Protein Electrostatics

Participants: Xuejun Hao and Amitabh Varshney

Electrostatic interactions are of central importance for many biological processes. Experiments have shown that electrostatics influence various aspects of nearly all biochemical reactions, such as macromolecular folding and conformational stability. Electrostatics also determine the structural and functional properties of biological samples, such as their 3D shapes, binding energies, and association rates. Electrostatic interactions are one of the only two kinds of long-range interactions involved in biological reactions (the other interaction is van der Waals', which fall off much faster in space than the electrostatic). The successful modeling and computation of electrostatics has great practical importance for applications such as structure-based drug design and protein folding.

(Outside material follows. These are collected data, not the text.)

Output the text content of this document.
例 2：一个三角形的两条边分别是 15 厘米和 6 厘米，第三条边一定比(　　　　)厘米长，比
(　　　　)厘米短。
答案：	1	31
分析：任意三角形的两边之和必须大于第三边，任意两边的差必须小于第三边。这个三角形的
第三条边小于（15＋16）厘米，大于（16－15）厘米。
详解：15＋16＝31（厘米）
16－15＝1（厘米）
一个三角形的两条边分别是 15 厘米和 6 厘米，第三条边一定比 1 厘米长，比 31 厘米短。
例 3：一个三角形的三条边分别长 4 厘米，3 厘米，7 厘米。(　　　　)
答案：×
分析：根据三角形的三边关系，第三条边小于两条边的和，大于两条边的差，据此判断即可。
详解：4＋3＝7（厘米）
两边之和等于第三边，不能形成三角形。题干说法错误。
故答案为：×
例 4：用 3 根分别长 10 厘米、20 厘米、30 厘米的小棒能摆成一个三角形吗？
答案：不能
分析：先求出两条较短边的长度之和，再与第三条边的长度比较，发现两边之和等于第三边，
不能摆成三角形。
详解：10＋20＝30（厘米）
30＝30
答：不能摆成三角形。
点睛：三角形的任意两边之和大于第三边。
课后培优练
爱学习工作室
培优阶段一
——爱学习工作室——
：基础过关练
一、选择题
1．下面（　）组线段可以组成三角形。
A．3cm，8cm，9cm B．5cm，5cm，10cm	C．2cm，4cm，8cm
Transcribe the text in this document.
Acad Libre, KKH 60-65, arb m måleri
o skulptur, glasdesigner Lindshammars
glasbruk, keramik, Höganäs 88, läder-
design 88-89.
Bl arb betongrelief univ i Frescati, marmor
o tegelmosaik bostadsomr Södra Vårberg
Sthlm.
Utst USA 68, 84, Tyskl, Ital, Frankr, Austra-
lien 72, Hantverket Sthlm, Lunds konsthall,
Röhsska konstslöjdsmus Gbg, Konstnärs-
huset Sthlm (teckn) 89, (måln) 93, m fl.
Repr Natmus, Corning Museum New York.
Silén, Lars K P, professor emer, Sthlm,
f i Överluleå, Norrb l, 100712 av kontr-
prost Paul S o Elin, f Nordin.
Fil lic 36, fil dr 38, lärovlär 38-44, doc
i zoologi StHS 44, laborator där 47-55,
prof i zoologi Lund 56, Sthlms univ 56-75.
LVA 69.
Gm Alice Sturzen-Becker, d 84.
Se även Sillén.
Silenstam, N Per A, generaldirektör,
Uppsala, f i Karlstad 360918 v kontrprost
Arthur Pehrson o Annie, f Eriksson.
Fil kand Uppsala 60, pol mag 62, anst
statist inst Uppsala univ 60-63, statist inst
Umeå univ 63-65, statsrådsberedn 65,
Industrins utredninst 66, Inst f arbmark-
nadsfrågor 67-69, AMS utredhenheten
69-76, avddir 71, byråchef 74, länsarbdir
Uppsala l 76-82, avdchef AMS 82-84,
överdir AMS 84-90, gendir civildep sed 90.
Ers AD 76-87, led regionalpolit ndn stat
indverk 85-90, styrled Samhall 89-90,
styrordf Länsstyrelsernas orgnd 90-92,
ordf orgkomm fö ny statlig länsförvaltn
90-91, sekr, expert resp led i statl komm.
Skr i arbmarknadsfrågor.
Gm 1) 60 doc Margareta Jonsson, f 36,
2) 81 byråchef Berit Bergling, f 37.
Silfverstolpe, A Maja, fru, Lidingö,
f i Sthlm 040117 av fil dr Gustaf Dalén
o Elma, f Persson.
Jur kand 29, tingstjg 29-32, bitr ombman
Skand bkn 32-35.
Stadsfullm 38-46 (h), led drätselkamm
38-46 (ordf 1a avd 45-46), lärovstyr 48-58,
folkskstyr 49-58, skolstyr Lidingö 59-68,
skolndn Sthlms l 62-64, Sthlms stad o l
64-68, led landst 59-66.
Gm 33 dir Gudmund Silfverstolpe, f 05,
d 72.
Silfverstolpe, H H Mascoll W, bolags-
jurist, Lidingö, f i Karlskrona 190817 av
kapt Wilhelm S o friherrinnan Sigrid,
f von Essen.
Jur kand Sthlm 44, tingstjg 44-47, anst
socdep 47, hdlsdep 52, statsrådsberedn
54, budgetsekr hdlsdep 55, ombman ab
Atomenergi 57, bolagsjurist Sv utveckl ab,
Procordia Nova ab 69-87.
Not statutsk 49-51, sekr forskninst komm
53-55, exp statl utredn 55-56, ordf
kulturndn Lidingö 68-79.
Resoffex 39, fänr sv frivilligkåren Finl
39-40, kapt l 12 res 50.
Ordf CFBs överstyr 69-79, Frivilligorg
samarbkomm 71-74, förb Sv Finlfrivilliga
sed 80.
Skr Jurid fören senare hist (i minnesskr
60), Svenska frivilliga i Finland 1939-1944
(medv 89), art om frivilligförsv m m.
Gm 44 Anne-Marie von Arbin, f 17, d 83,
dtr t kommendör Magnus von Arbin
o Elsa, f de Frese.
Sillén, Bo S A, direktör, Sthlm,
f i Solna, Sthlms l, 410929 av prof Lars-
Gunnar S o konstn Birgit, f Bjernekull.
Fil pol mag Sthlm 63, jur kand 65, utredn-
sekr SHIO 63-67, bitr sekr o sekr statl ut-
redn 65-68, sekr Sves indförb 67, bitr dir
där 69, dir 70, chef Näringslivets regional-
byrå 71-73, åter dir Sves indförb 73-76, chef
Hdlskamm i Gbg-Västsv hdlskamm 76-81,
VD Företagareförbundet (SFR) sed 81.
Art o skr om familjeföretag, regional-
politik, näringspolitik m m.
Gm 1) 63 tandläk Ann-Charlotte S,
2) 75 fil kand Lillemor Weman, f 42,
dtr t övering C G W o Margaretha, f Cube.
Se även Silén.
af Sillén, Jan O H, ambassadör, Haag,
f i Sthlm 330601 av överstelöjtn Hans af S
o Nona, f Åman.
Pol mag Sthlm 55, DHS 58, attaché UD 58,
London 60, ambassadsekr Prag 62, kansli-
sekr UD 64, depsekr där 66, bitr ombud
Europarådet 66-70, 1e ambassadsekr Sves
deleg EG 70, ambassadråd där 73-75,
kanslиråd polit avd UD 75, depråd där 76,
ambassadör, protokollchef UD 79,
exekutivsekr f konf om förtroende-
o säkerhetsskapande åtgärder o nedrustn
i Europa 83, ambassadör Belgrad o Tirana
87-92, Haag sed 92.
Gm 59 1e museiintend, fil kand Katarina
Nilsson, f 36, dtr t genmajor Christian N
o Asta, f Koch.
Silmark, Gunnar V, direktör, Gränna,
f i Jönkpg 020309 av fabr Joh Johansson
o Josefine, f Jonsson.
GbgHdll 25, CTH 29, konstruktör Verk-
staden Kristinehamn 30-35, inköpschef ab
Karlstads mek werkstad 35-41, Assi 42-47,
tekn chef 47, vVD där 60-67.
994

We have used the classical electrostatics theory to model the protein electrostatics by numerically solving the non-linearized Poisson-Boltzmann equation on 3D grids and displaying the electrostatic potential on the solvent-accessible surfaces of proteins. The left image shows the solvent-accessible surface of the SOD protein, while the right image shows the potential mapped onto this surface. Blue color represents the positive potential, red color represents the negative potential, and white represents neutral potential.



Shape Complementarity

Participants: Chang Ha Lee, Amitabh Varshney, and Ron Unger

Alpha-chymotrypsinogen and Trypsin inhibitor
Alpha-chymotrypsinogen complex with and Trypsin inhibitor

Many drug development process so far have begun with large scale random screening of candidate inhibitors. These initial discoveries are improved through well-defined approaches to find new drugs. As molecular structure determination techniques and computational methods progress, protein docking methods using structure-based molecular complementarity have become a feasible substitution for random screening in the drug design process.

Among many factors involved in protein-protein interactions such as electrostatics, hydrophobicity, and hydrogen bonding, shape complementarity is of major concern. A complete search of all possible geometric fits of two flexible molecules takes too much time because of the extremely large degrees of freedom. Our goal of ongoing research in shape complementarity is to develop fast and reliable methods for finding docking sites and corresponding transformations to align the two molecules into complementary fits.